Social media footage posted by villagers and local media teams showed people clambering over rocks, uprooted trees and mounds of dirt desperately searching for survivors. Women could be heard weeping in the background.

The IOM said a primary school, several small businesses and stalls, a guesthouse and a petrol station had also been buried.

The agency said the population of the village was relatively young and it feared that most fatalities would be children aged 15 and younger. The national government was considering whether it needed to officially request more international support.

The landslide hit a section of main road near the Porgera gold mine in a geographically remote region of the country. The only way to reach the mine and the area cut off from the rest of Enga province was by helicopter.

Army engineers were at the site but heavy equipment such as excavators required for the rescue were yet to arrive, authorities said, adding that the community may not allow use of excavators until their mourning obligations were complete.

Government authorities were establishing care and evacuation centres on safer ground on either side of the massive swath of earth, which left debris strewn across a 80 sq miles (200 sq km) zone after a limestone mountainside sheared away.

A humanitarian convoy had also started distributing bottled water, food, clothing, hygiene kits, kitchen utensils, tarpaulins, as well as personal protective equipment to the nearly 4,000 people known to be living in the affected area.

However, aid groups and local government officials have said the number is probably higher because the area is a refuge for people displaced by tribal violence nearby.

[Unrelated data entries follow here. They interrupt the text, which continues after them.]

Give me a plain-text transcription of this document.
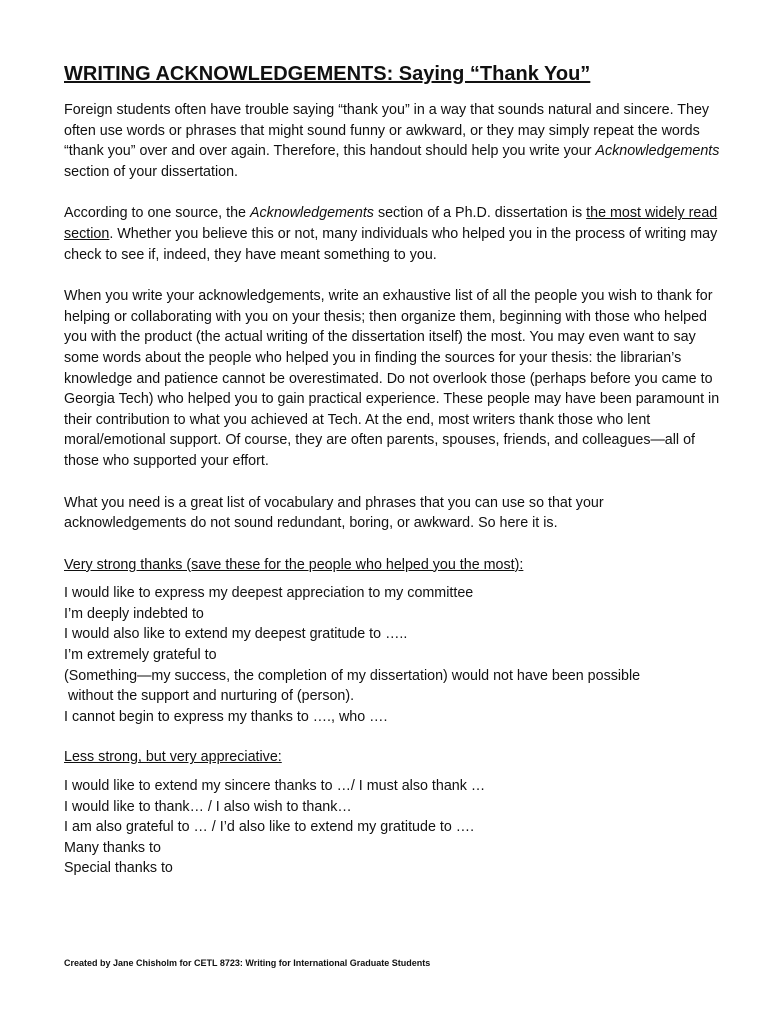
WRITING ACKNOWLEDGEMENTS: Saying “Thank You”

Foreign students often have trouble saying “thank you” in a way that sounds natural and sincere. They often use words or phrases that might sound funny or awkward, or they may simply repeat the words “thank you” over and over again. Therefore, this handout should help you write your Acknowledgements section of your dissertation.

According to one source, the Acknowledgements section of a Ph.D. dissertation is the most widely read section. Whether you believe this or not, many individuals who helped you in the process of writing may check to see if, indeed, they have meant something to you.

When you write your acknowledgements, write an exhaustive list of all the people you wish to thank for helping or collaborating with you on your thesis; then organize them, beginning with those who helped you with the product (the actual writing of the dissertation itself) the most. You may even want to say some words about the people who helped you in finding the sources for your thesis: the librarian’s knowledge and patience cannot be overestimated. Do not overlook those (perhaps before you came to Georgia Tech) who helped you to gain practical experience. These people may have been paramount in their contribution to what you achieved at Tech. At the end, most writers thank those who lent moral/emotional support. Of course, they are often parents, spouses, friends, and colleagues—all of those who supported your effort.

What you need is a great list of vocabulary and phrases that you can use so that your acknowledgements do not sound redundant, boring, or awkward. So here it is.

Very strong thanks (save these for the people who helped you the most):
I would like to express my deepest appreciation to my committee
I’m deeply indebted to
I would also like to extend my deepest gratitude to …..
I’m extremely grateful to
(Something—my success, the completion of my dissertation) would not have been possible
without the support and nurturing of (person).
I cannot begin to express my thanks to …., who ….
Less strong, but very appreciative:
I would like to extend my sincere thanks to …/ I must also thank …
I would like to thank… / I also wish to thank…
I am also grateful to … / I’d also like to extend my gratitude to ….
Many thanks to
Special thanks to
Created by Jane Chisholm for CETL 8723: Writing for International Graduate Students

At least 26 men were killed in Enga province in February in an ambush.

Eight more local men were killed in a clash between two rival clans on Saturday in a longstanding dispute, unrelated to the landslide. About 30 homes and five retail businesses were burned down in the fighting, officials said.

Soldiers were providing security for the aid convoys heading to the region and Aktoprak said he did not expect tribal combatants would target them, but noted opportunistic criminals might take advantage of the mayhem.

“This could basically end up in carjacking or robbery,” Aktoprak said. “There is not only concern for the safety and security of the personnel, but also the goods because they may use this chaos as a means to steal.”

Billy Joseph, Papua New Guinea’s defence minister, and the national disaster centre director, Laso Mana, were flying on Sunday from Port Moresby by helicopter to the provincial capital, Wabag, to see what was needed, authorities said.

The US and Australia, the island’s biggest foreign aid donor, are among several governments that have publicly stated their willingness to provide more help to the developing nation, most of whose 10 million inhabitants are subsistence farmers.